For my new company, we bought tens of them, almost 50. Our use case is to swap out the existing FCoE infrastructure from one of the other array providers and switch to Nimble because we were having performance issues. And the use case is more for our KSN databases. We chose Nimble because we need high performance, low latency, and a good price for SSD. We PoC'ed, and they won.
It's an adjunct storage repository and it compliments our 3PAR solution. We currently use it as a file store for backup, file, and compute storage workloads.
We use Nimble to virtualize all of our applications. For the hypervisor we use VMware. We use Nimble for the storage platform for the hypervisor. It's been performing amazingly.
Our Nimble unit serves our corporate storage infrastructure, all running VMware on top of it. It's primarily VDI file storage and the virtual environment itself. We have been using it for about three years and the performance has been excellent. We haven't had any outages.
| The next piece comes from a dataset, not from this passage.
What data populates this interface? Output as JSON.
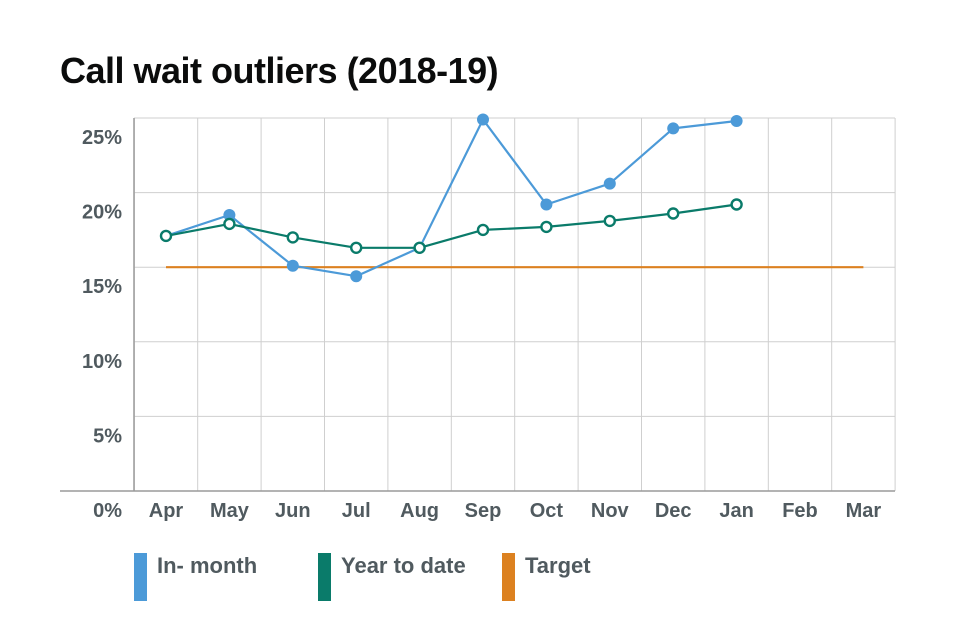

Nimble is a secondary VMware environment in our organization, so it's not running mission-critical applications at this point or responsible for complex business needs.
It is storage for our VMware vSphere servers. It is also a destination for some Commvault backups and replications. We use it for a number of things. It has been three years, and the performance has been great. We have bought eight more since buying the first one.
The AF5000 array is the primary storage for our iManage DMS 10 document management systems. It allows the best performance for users using the system.
Nimble storage is our primary Production storage vendor. We use this with VMware on a daily basis including a new AFA5000 all flash array for our DMS system.